Presumably Dunn's murder trial, which began yesterday, will involve "the mechanics of Florida's self-defense laws and how juries apply them," as the Times says. It certainly should. But that does not mean any special aspect of Florida's law will determine the outcome. Judging from the opening arguments, the case, like Zimmerman's, comes down to dueling narratives that go to the question of whether the defendant reasonably believed firing his gun was necessary to prevent death or serious injury. According to the prosecution, there was no threat at all, let alone a deadly one.

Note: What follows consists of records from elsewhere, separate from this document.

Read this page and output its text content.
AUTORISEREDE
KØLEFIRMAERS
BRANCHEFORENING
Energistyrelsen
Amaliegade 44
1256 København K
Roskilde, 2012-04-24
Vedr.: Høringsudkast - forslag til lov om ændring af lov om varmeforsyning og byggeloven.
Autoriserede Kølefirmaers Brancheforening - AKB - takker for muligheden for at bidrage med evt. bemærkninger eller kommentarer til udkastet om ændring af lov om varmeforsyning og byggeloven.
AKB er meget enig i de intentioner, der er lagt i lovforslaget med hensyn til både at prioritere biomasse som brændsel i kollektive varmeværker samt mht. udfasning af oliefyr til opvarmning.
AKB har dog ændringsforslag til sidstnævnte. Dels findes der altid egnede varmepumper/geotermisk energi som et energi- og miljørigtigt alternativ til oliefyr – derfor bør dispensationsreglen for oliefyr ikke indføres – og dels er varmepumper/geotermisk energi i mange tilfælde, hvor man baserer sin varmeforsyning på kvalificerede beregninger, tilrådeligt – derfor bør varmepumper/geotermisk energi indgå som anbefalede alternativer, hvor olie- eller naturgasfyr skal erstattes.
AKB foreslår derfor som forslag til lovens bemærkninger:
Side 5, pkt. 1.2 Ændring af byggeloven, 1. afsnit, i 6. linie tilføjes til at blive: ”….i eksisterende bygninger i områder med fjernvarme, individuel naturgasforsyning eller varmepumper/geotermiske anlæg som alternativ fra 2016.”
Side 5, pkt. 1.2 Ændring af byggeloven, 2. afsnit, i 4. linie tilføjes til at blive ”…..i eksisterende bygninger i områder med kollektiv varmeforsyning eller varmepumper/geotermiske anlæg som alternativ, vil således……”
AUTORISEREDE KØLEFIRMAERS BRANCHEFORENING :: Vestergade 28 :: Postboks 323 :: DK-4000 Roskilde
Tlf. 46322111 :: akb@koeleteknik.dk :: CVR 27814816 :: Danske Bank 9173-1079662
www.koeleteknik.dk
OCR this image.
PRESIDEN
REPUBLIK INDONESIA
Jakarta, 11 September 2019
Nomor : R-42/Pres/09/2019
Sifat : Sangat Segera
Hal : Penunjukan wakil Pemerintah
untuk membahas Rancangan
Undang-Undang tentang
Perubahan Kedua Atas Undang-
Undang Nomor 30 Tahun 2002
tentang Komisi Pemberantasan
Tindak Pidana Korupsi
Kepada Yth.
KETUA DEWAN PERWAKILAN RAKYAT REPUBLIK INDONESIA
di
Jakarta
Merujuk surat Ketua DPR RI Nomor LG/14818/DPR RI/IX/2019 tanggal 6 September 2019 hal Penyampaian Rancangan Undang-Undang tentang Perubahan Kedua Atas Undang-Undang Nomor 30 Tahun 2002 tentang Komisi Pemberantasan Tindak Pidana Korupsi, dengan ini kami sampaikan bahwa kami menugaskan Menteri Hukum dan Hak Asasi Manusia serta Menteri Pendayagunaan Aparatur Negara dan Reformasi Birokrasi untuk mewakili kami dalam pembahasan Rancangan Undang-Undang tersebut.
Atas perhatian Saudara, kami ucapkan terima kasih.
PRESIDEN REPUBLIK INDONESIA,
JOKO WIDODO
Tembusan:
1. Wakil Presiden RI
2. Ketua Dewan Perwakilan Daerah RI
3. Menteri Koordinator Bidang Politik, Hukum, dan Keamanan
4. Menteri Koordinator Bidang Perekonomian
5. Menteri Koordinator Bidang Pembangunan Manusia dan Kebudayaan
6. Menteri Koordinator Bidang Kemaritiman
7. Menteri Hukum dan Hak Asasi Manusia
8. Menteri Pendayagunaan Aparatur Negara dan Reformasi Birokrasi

The undisputed part of the story is that Dunn pulled into the gas station, which included a convenience store, so that his girlfriend could buy wine and potato chips. He was irritated by the music blasting from the SUV in which Davis was riding with his friends and asked them to turn it down. Initially they did, but soon the volume was back up, apparently at the urging of Davis, who said, "Fuck that nigger." (That's according to Davis' friends as well as Dunn.) Davis and Dunn got into an argument, and Dunn ended up firing seven rounds, three of which struck Davis.
Dunn claims Davis threatened to kill him and was getting out of the SUV, armed with something—a shotgun, a lead pipe, or maybe a stick—when he fired his handgun, which he had retrieved from his glove compartment because he felt threatened. Police found no weapons in the SUV or at the scene, although Dunn's lawyer, Cory Strolla, claims Davis' friends had time to ditch whatever it was and that police did not search the area near the gas station until days later, by which time the weapon easily could have been moved again. Police did find a camera tripod, which a frightened man might mistake for a gun, a lead pipe, or a stick.

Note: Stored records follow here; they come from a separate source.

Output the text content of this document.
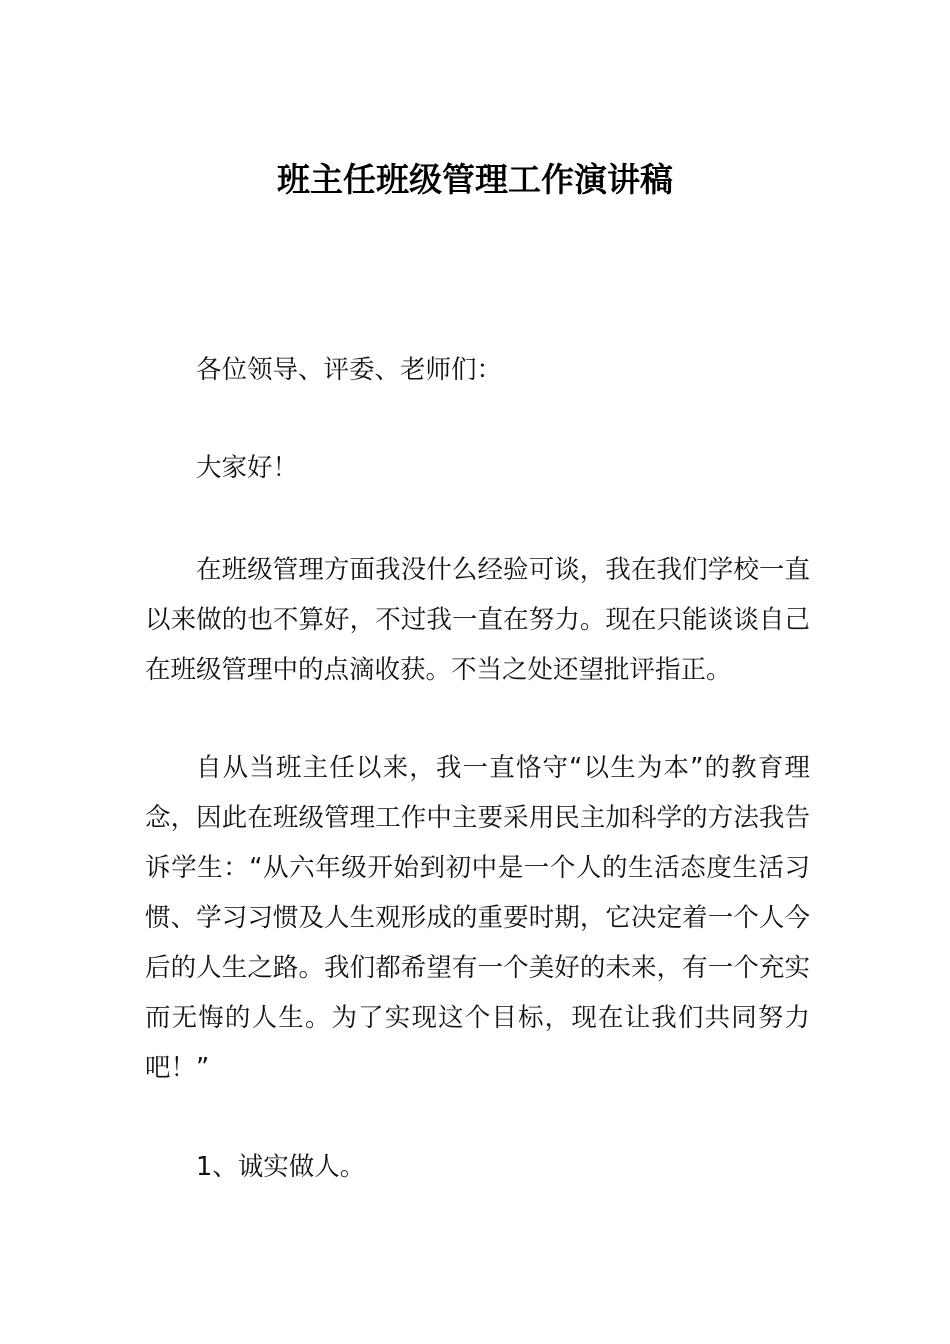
班主任班级管理工作演讲稿

各位领导、评委、老师们：

大家好！

在班级管理方面我没什么经验可谈，我在我们学校一直以来做的也不算好，不过我一直在努力。现在只能谈谈自己在班级管理中的点滴收获。不当之处还望批评指正。

自从当班主任以来，我一直恪守“以生为本”的教育理念，因此在班级管理工作中主要采用民主加科学的方法我告诉学生：“从六年级开始到初中是一个人的生活态度生活习惯、学习习惯及人生观形成的重要时期，它决定着一个人今后的人生之路。我们都希望有一个美好的未来，有一个充实而无悔的人生。为了实现这个目标，现在让我们共同努力吧！”

1、诚实做人。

According to the prosecution, Dunn was not frightened at all; he was angry. "[Davis] never threatened the defendant," Assistant State Attorney John Guy (who was also one of the prosecutors in Zimmerman's trial) said yesterday. "He disrespected him." In addition to the missing weapon, Dunn's defense is undermined by the fact that he left the gas station after the shooting and did not call police, even after his girlfriend saw a TV news report about the shooting that said someone had died. The police tracked Dunn down the next day via a license plate number reported by a witness. Strolla said Dunn, who was in Jacksonville for his son's wedding, planned to call the police after he got back to his home in Satellite Beach. This does not seem like the behavior of a man who believed he had used deadly force in a legitimate act of self-defense.

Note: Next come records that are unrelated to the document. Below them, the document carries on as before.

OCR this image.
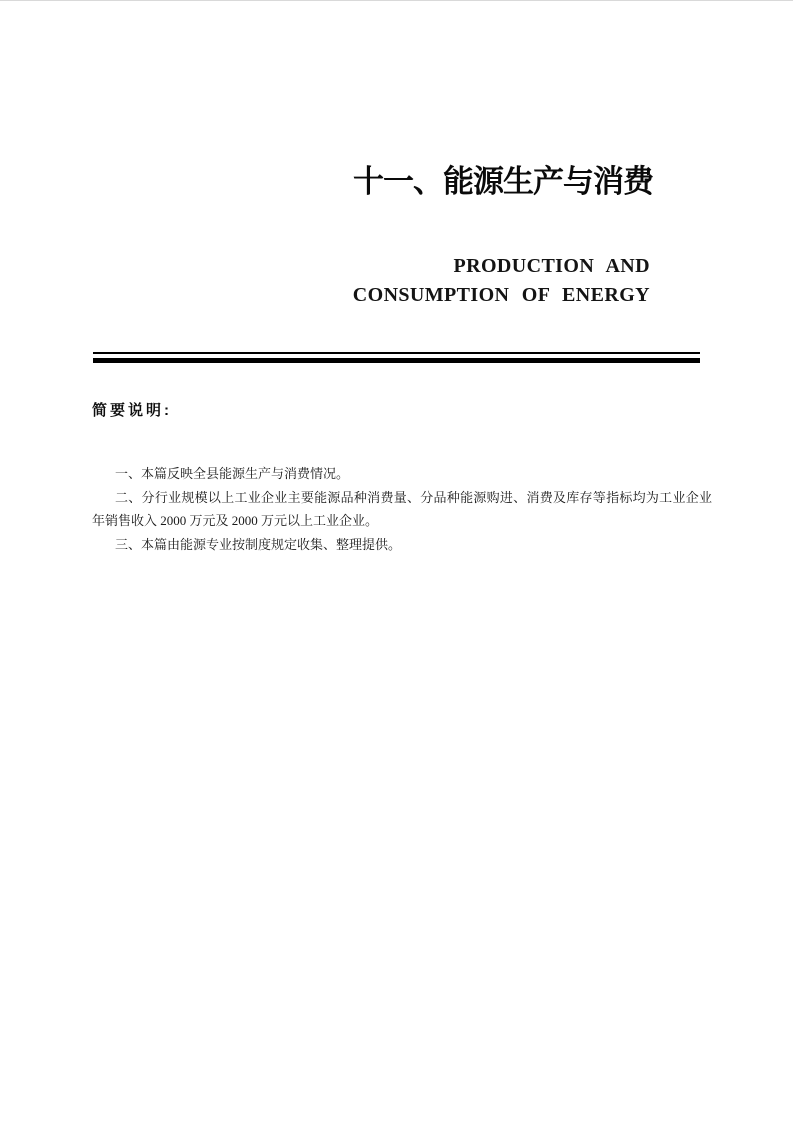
十一、能源生产与消费
PRODUCTION AND
CONSUMPTION OF ENERGY
简要说明:
一、本篇反映全县能源生产与消费情况。
二、分行业规模以上工业企业主要能源品种消费量、分品种能源购进、消费及库存等指标均为工业企业
年销售收入 2000 万元及 2000 万元以上工业企业。
三、本篇由能源专业按制度规定收集、整理提供。
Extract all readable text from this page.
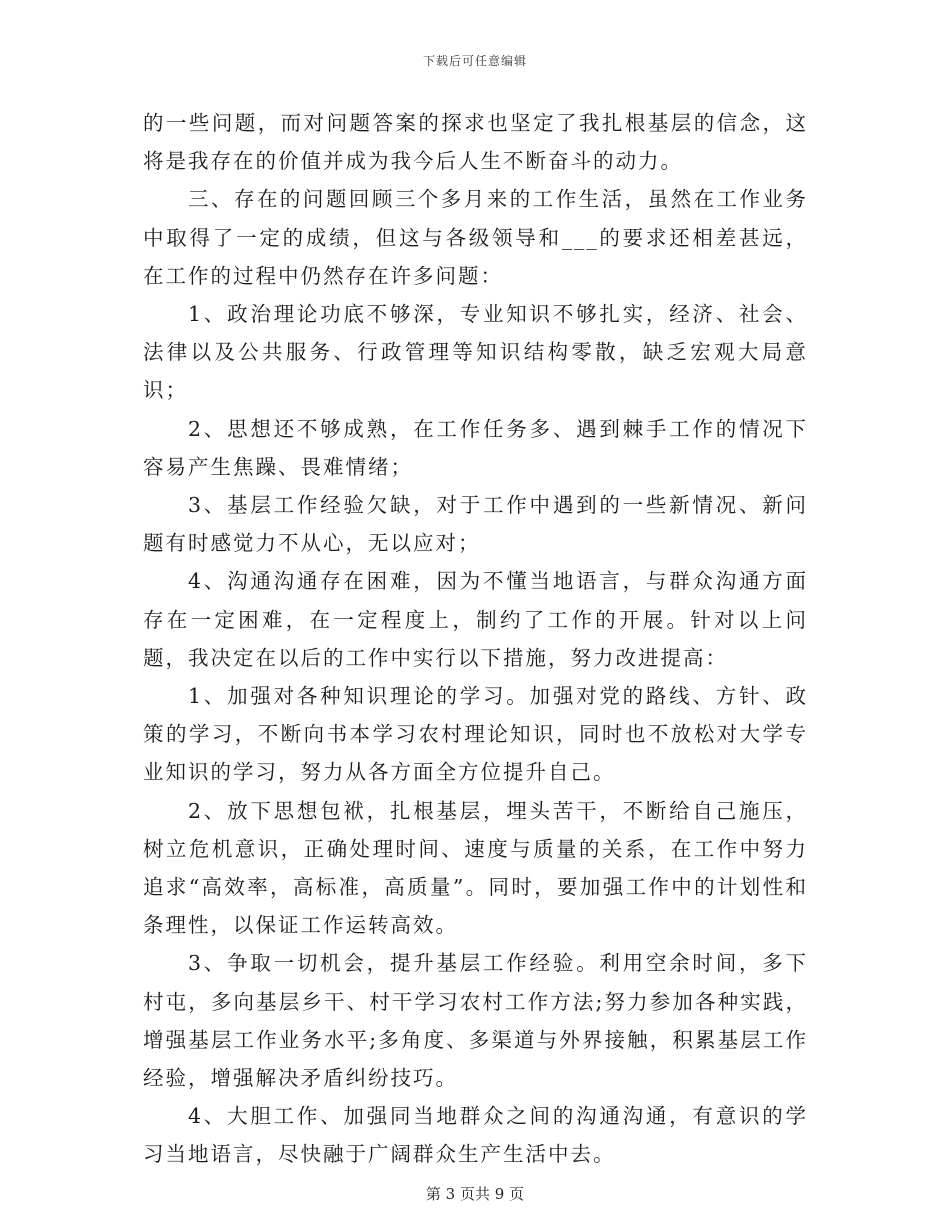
下载后可任意编辑

的一些问题，而对问题答案的探求也坚定了我扎根基层的信念，这将是我存在的价值并成为我今后人生不断奋斗的动力。

三、存在的问题回顾三个多月来的工作生活，虽然在工作业务中取得了一定的成绩，但这与各级领导和___的要求还相差甚远，在工作的过程中仍然存在许多问题：

1、政治理论功底不够深，专业知识不够扎实，经济、社会、法律以及公共服务、行政管理等知识结构零散，缺乏宏观大局意识；

2、思想还不够成熟，在工作任务多、遇到棘手工作的情况下容易产生焦躁、畏难情绪；

3、基层工作经验欠缺，对于工作中遇到的一些新情况、新问题有时感觉力不从心，无以应对；

4、沟通沟通存在困难，因为不懂当地语言，与群众沟通方面存在一定困难，在一定程度上，制约了工作的开展。针对以上问题，我决定在以后的工作中实行以下措施，努力改进提高：

1、加强对各种知识理论的学习。加强对党的路线、方针、政策的学习，不断向书本学习农村理论知识，同时也不放松对大学专业知识的学习，努力从各方面全方位提升自己。

2、放下思想包袱，扎根基层，埋头苦干，不断给自己施压，树立危机意识，正确处理时间、速度与质量的关系，在工作中努力追求“高效率，高标准，高质量”。同时，要加强工作中的计划性和条理性，以保证工作运转高效。

3、争取一切机会，提升基层工作经验。利用空余时间，多下村屯，多向基层乡干、村干学习农村工作方法;努力参加各种实践，增强基层工作业务水平;多角度、多渠道与外界接触，积累基层工作经验，增强解决矛盾纠纷技巧。

4、大胆工作、加强同当地群众之间的沟通沟通，有意识的学习当地语言，尽快融于广阔群众生产生活中去。

第 3 页共 9 页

The right to "stand your ground" when you are attacked in a public place—which Florida's self-defense law, like those of many other states, notoriously protects—did not come up yesterday. It could make a difference in Dunn's trial (unlike Zimmerman's) if the prosecution argues that Dunn should simply have driven away when Davis threatened him. But at this point the prosecution seems keen to deny that Davis threatened anything but Dunn's pride. If there was no threat, Dunn cannot possibly claim self-defense, with or without a duty to retreat. And even if Florida imposed a duty to retreat, Dunn could argue that he was unable to safely withdraw when confronted by an armed man who threatened to kill him. The New York Times story, which is headlined "Trial Brings New Scrutiny of Self-Defense Laws," mentions "Stand Your Ground" twice but does not explain why it is relevant to the case.